Let’s do the same analysis with different doses of supplement.

ggplot( ToothGrowth, aes(factor(dose),len, fill = factor(dose)))+
        geom_boxplot()+
        ylab("Length")+
        xlab("")+
        scale_fill_discrete(name="Doses")+
        theme_bw()

There is more clear dependence: bigger dose - better results. Execute t-test for difference between 0.5 and 1 doses:

 t <- t.test(len~dose,data = ToothGrowth[ToothGrowth$dose==0.5|
                                            ToothGrowth$dose==1,], 
        paired = FALSE)$conf.int

Confidence interval for difference: -11.9837813, -6.2762187.

Between 1 and 2:

 t <- t.test(len~dose,data = ToothGrowth[ToothGrowth$dose==2|
                                            ToothGrowth$dose==1,], 
        paired = FALSE)$conf.int

Confidence interval for difference: -8.9964805, -3.7335195.

And at last between 0.5 and 2 (it’s obvious that there is significant differences, but we should proof it):

 t <- t.test(len~dose,data = ToothGrowth[ToothGrowth$dose==2|
                                            ToothGrowth$dose==0.5,], 
        paired = FALSE)$conf.int

Confidence interval for difference: -18.1561665, -12.8338335.

So in all cases there are significant differences and we ca reject null-hypotheses.

Differences between supplements for each doses

ggplot( ToothGrowth, aes(factor(supp),len, fill = factor(dose)))+
        geom_boxplot()+
        ylab("Length")+
        xlab("Supplement")+
        scale_fill_discrete(name="Doses")+
        theme_bw()

For dose = 0.5:

 t <- t.test(len~supp,data = ToothGrowth[ToothGrowth$dose==0.5,], 
        paired = FALSE)$conf.int

Confidence interval for difference: 1.7190573, 8.7809427.

For dose = 1:

 t <- t.test(len~supp,data = ToothGrowth[ToothGrowth$dose==1,], 
        paired = FALSE)$conf.int

Confidence interval for difference: 2.8021482, 9.0578518.

For dose = 2:

 t <- t.test(len~supp,data = ToothGrowth[ToothGrowth$dose==2,], 
        paired = FALSE)$conf.int

Confidence interval for difference: -3.7980705, 3.6380705.

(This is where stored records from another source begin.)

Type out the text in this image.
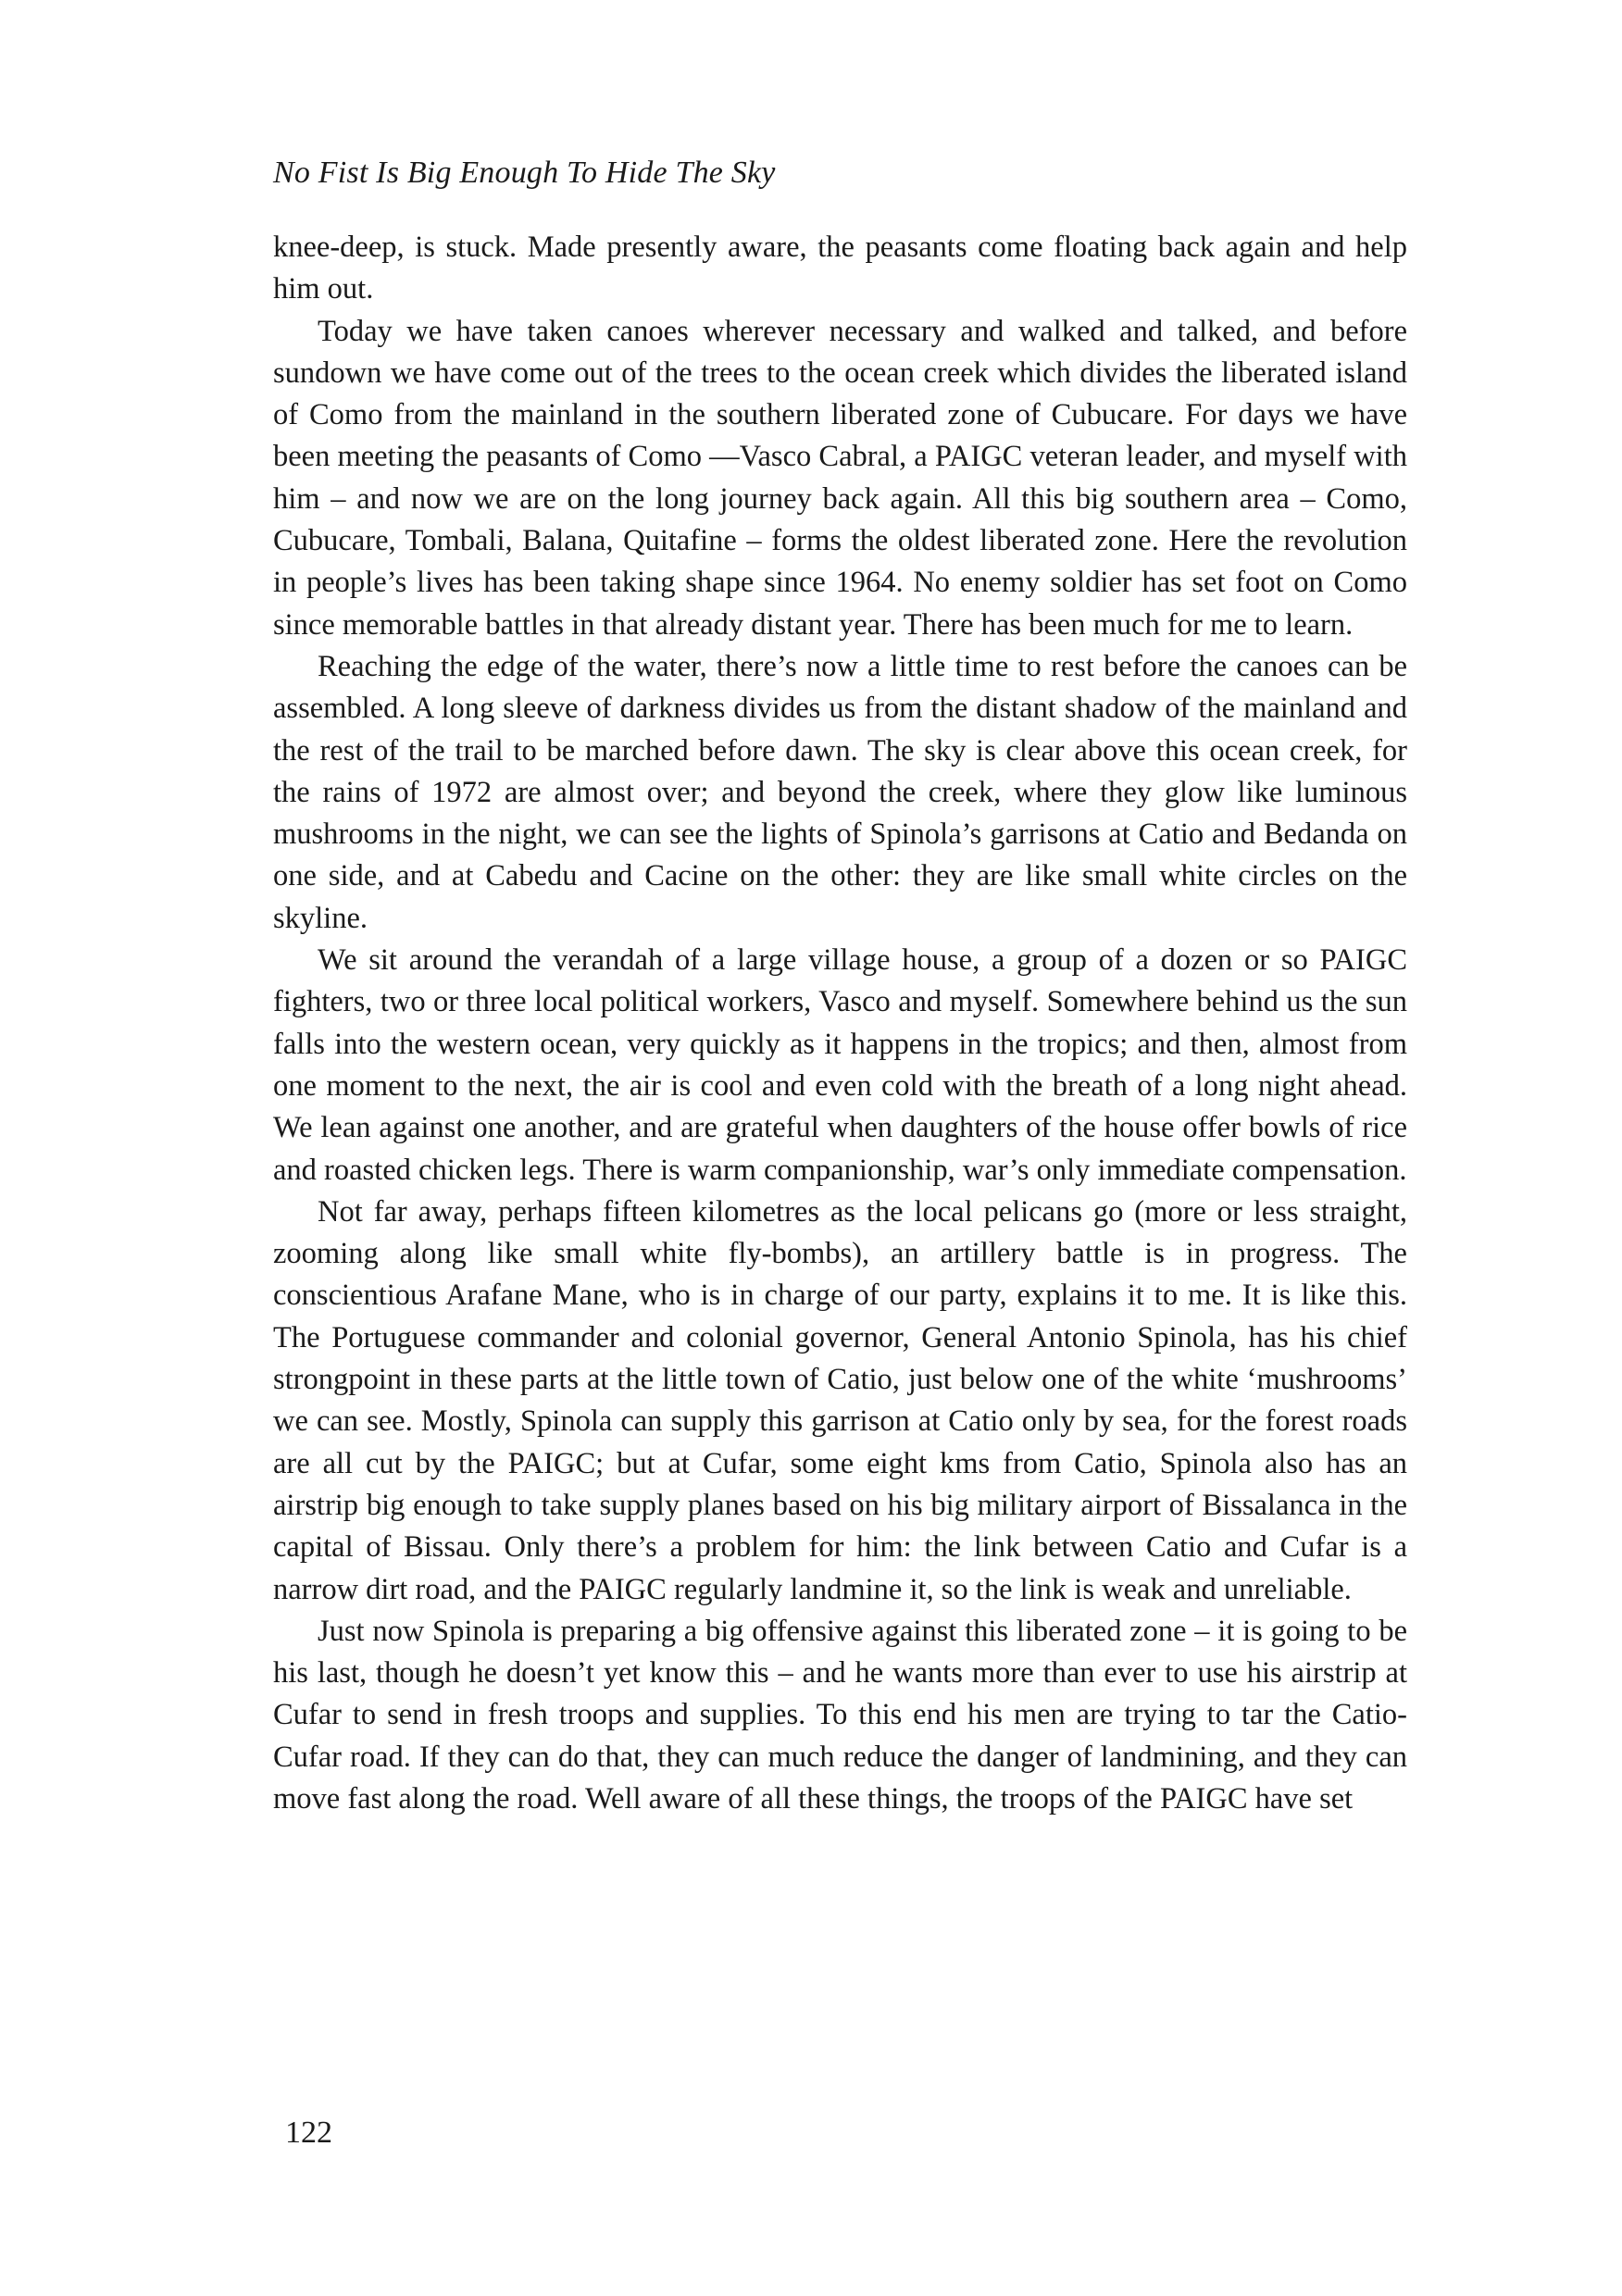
No Fist Is Big Enough To Hide The Sky

knee-deep, is stuck. Made presently aware, the peasants come floating back again and help him out.

Today we have taken canoes wherever necessary and walked and talked, and before sundown we have come out of the trees to the ocean creek which divides the liberated island of Como from the mainland in the southern liberated zone of Cubucare. For days we have been meeting the peasants of Como —Vasco Cabral, a PAIGC veteran leader, and myself with him – and now we are on the long journey back again. All this big southern area – Como, Cubucare, Tombali, Balana, Quitafine – forms the oldest liberated zone. Here the revolution in people’s lives has been taking shape since 1964. No enemy soldier has set foot on Como since memorable battles in that already distant year. There has been much for me to learn.

Reaching the edge of the water, there’s now a little time to rest before the canoes can be assembled. A long sleeve of darkness divides us from the distant shadow of the mainland and the rest of the trail to be marched before dawn. The sky is clear above this ocean creek, for the rains of 1972 are almost over; and beyond the creek, where they glow like luminous mushrooms in the night, we can see the lights of Spinola’s garrisons at Catio and Bedanda on one side, and at Cabedu and Cacine on the other: they are like small white circles on the skyline.

We sit around the verandah of a large village house, a group of a dozen or so PAIGC fighters, two or three local political workers, Vasco and myself. Somewhere behind us the sun falls into the western ocean, very quickly as it happens in the tropics; and then, almost from one moment to the next, the air is cool and even cold with the breath of a long night ahead. We lean against one another, and are grateful when daughters of the house offer bowls of rice and roasted chicken legs. There is warm companionship, war’s only immediate compensation.

Not far away, perhaps fifteen kilometres as the local pelicans go (more or less straight, zooming along like small white fly-bombs), an artillery battle is in progress. The conscientious Arafane Mane, who is in charge of our party, explains it to me. It is like this. The Portuguese commander and colonial governor, General Antonio Spinola, has his chief strongpoint in these parts at the little town of Catio, just below one of the white ‘mushrooms’ we can see. Mostly, Spinola can supply this garrison at Catio only by sea, for the forest roads are all cut by the PAIGC; but at Cufar, some eight kms from Catio, Spinola also has an airstrip big enough to take supply planes based on his big military airport of Bissalanca in the capital of Bissau. Only there’s a problem for him: the link between Catio and Cufar is a narrow dirt road, and the PAIGC regularly landmine it, so the link is weak and unreliable.

Just now Spinola is preparing a big offensive against this liberated zone – it is going to be his last, though he doesn’t yet know this – and he wants more than ever to use his airstrip at Cufar to send in fresh troops and supplies. To this end his men are trying to tar the Catio-Cufar road. If they can do that, they can much reduce the danger of landmining, and they can move fast along the road. Well aware of all these things, the troops of the PAIGC have set

122
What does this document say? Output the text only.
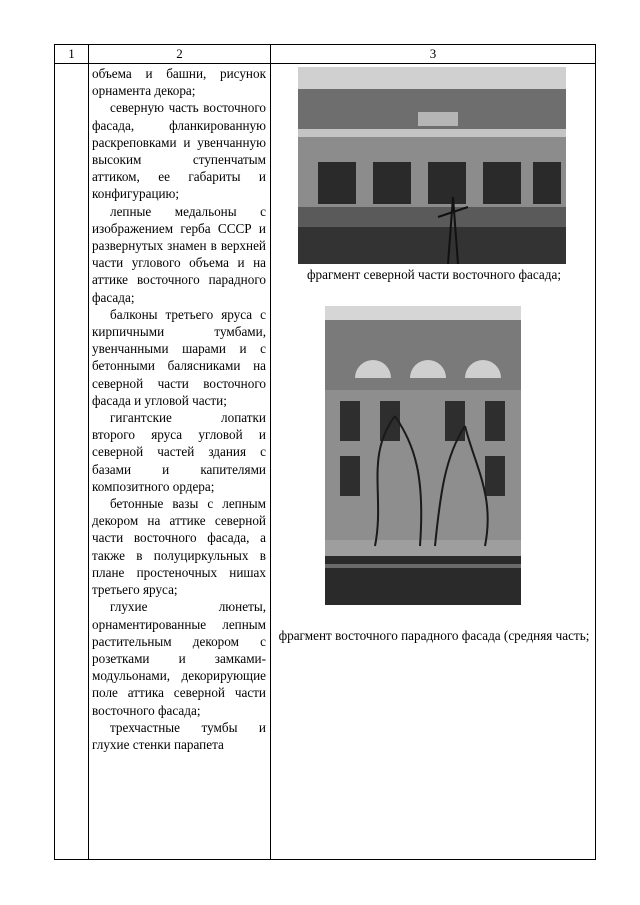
1	2	3

объема и башни, рисунок орнамента декора;

северную часть восточного фасада, фланкированную раскреповками и увенчанную высоким ступенчатым аттиком, ее габариты и конфигурацию;

лепные медальоны с изображением герба СССР и развернутых знамен в верхней части углового объема и на аттике восточного парадного фасада;

балконы третьего яруса с кирпичными тумбами, увенчанными шарами и с бетонными балясниками на северной части восточного фасада и угловой части;

гигантские лопатки второго яруса угловой и северной частей здания с базами и капителями композитного ордера;

бетонные вазы с лепным декором на аттике северной части восточного фасада, а также в полуциркульных в плане простеночных нишах третьего яруса;

глухие люнеты, орнаментированные лепным растительным декором с розетками и замками-модульонами, декорирующие поле аттика северной части восточного фасада;

трехчастные тумбы и глухие стенки парапета

фрагмент северной части восточного фасада;
фрагмент восточного парадного фасада (средняя часть;
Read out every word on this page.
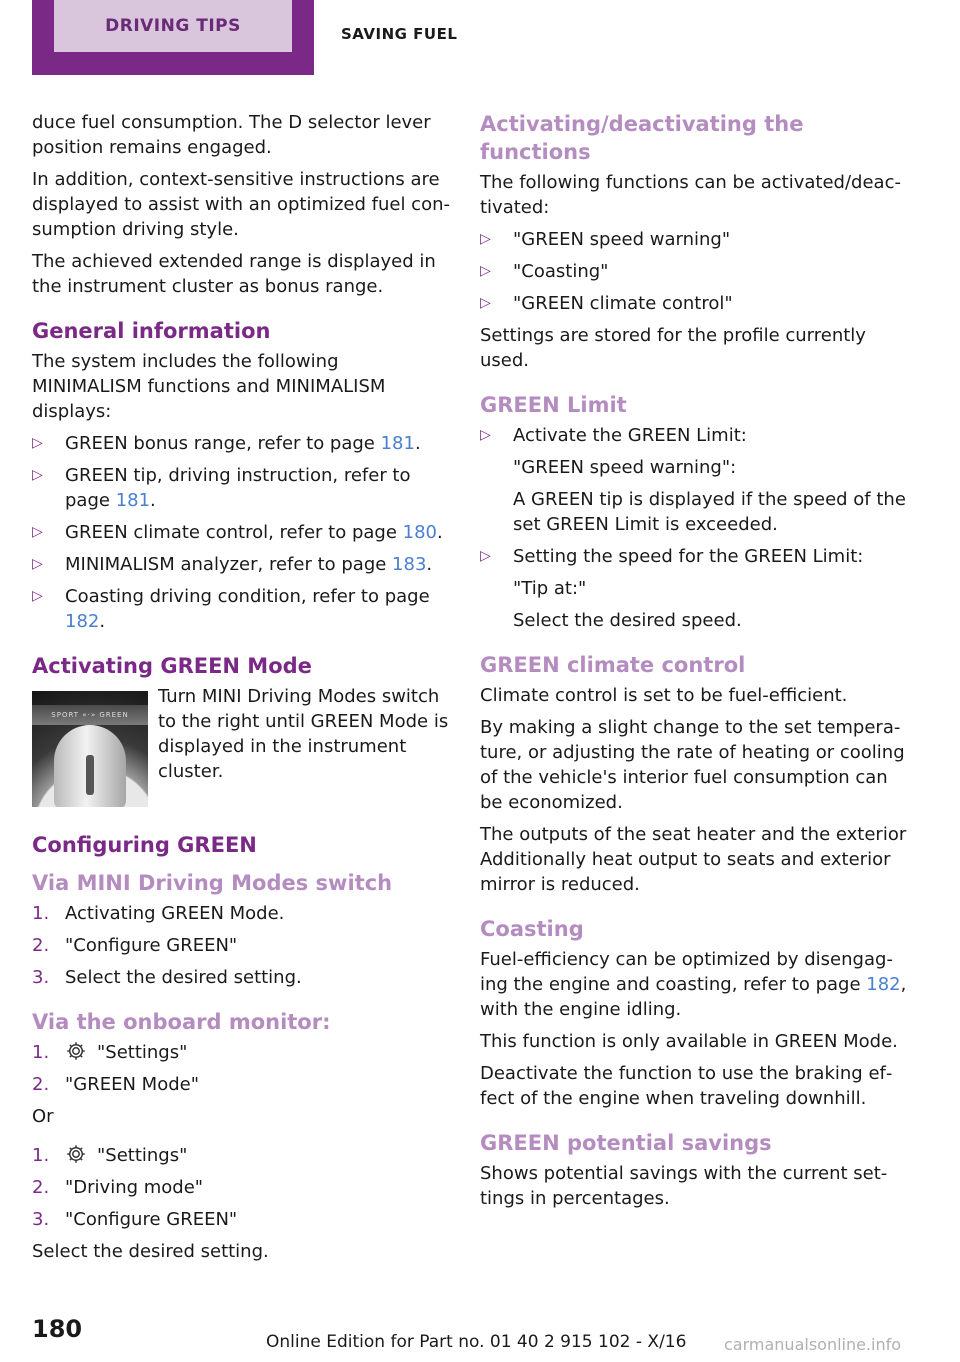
DRIVING TIPS	SAVING FUEL

duce fuel consumption. The D selector lever position remains engaged.

In addition, context-sensitive instructions are displayed to assist with an optimized fuel consumption driving style.

The achieved extended range is displayed in the instrument cluster as bonus range.

General information

The system includes the following MINIMALISM functions and MINIMALISM displays:

▷ GREEN bonus range, refer to page 181.
▷ GREEN tip, driving instruction, refer to page 181.
▷ GREEN climate control, refer to page 180.
▷ MINIMALISM analyzer, refer to page 183.
▷ Coasting driving condition, refer to page 182.
Activating GREEN Mode
SPORT «·» GREEN

Turn MINI Driving Modes switch to the right until GREEN Mode is displayed in the instrument cluster.

Configuring GREEN
Via MINI Driving Modes switch
1. Activating GREEN Mode.
2. "Configure GREEN"
3. Select the desired setting.
Via the onboard monitor:
1.	"Settings"
2. "GREEN Mode"

Or

1.	"Settings"
2. "Driving mode"
3. "Configure GREEN"

Select the desired setting.

Activating/deactivating the functions

The following functions can be activated/deactivated:

▷ "GREEN speed warning"
▷ "Coasting"
▷ "GREEN climate control"

Settings are stored for the profile currently used.

GREEN Limit
▷ Activate the GREEN Limit:
"GREEN speed warning":
A GREEN tip is displayed if the speed of the set GREEN Limit is exceeded.
▷ Setting the speed for the GREEN Limit:
"Tip at:"
Select the desired speed.
GREEN climate control

Climate control is set to be fuel-efficient.

By making a slight change to the set temperature, or adjusting the rate of heating or cooling of the vehicle's interior fuel consumption can be economized.

The outputs of the seat heater and the exterior Additionally heat output to seats and exterior mirror is reduced.

Coasting

Fuel-efficiency can be optimized by disengaging the engine and coasting, refer to page 182, with the engine idling.

This function is only available in GREEN Mode.

Deactivate the function to use the braking effect of the engine when traveling downhill.

GREEN potential savings

Shows potential savings with the current settings in percentages.

180	Online Edition for Part no. 01 40 2 915 102 - X/16 carmanualsonline.info
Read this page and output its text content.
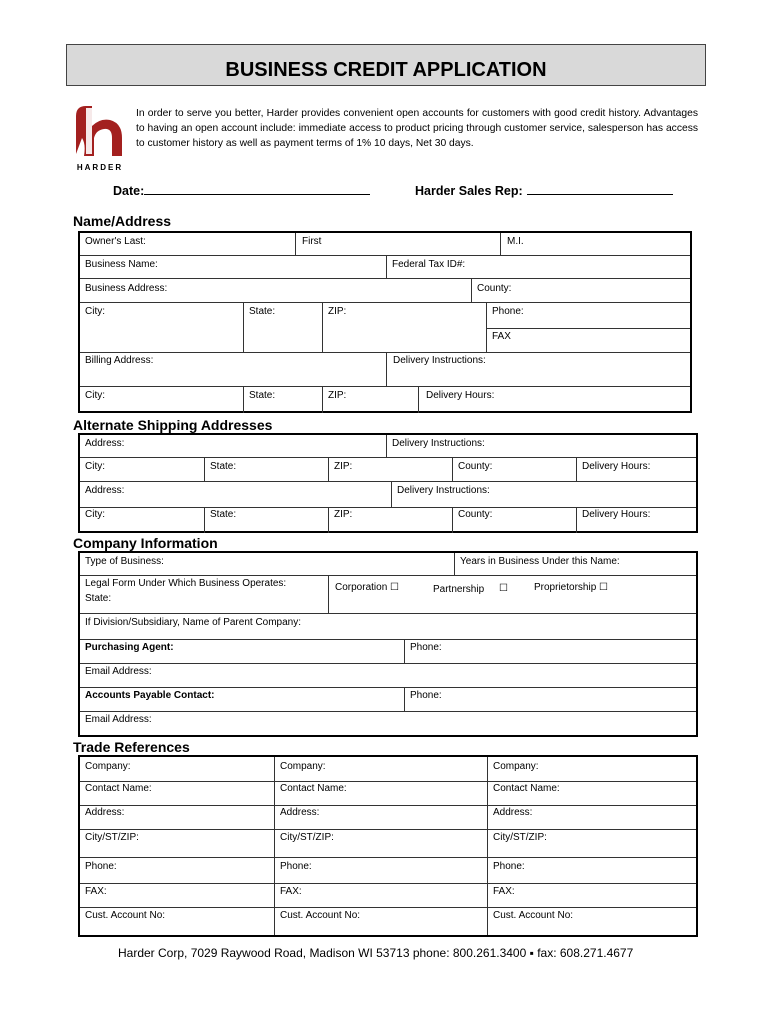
BUSINESS CREDIT APPLICATION
HARDER
In order to serve you better, Harder provides convenient open accounts for customers with good credit history. Advantages to having an open account include: immediate access to product pricing through customer service, salesperson has access to customer history as well as payment terms of 1% 10 days, Net 30 days.
Date:	Harder Sales Rep:
Name/Address
Owner's Last:	First	M.I.
Business Name:	Federal Tax ID#:
Business Address:	County:
City:	State:	ZIP:	Phone:
FAX
Billing Address:	Delivery Instructions:
City:	State:	ZIP:	Delivery Hours:
Alternate Shipping Addresses
Address:	Delivery Instructions:
City:	State:	ZIP:	County:	Delivery Hours:
Address:	Delivery Instructions:
City:	State:	ZIP:	County:	Delivery Hours:
Company Information
Type of Business:	Years in Business Under this Name:
Legal Form Under Which Business Operates:
State:
Corporation ☐	Partnership ☐	Proprietorship ☐
If Division/Subsidiary, Name of Parent Company:
Purchasing Agent:	Phone:
Email Address:
Accounts Payable Contact:	Phone:
Email Address:
Trade References
Company:	Company:	Company:
Contact Name:	Contact Name:	Contact Name:
Address:	Address:	Address:
City/ST/ZIP:	City/ST/ZIP:	City/ST/ZIP:
Phone:	Phone:	Phone:
FAX:	FAX:	FAX:
Cust. Account No:	Cust. Account No:	Cust. Account No:
Harder Corp, 7029 Raywood Road, Madison WI 53713 phone: 800.261.3400 ▪ fax: 608.271.4677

We can conclude that there is not difference in case “dose=2”. But for another cases delivery method is important.

Conclusion

Dose size is the most important factor for length of odontoblasts. Best result is shown for 2.0 dose. Note that delivery method is not important for this case. But for another doses orange juice is more preffered.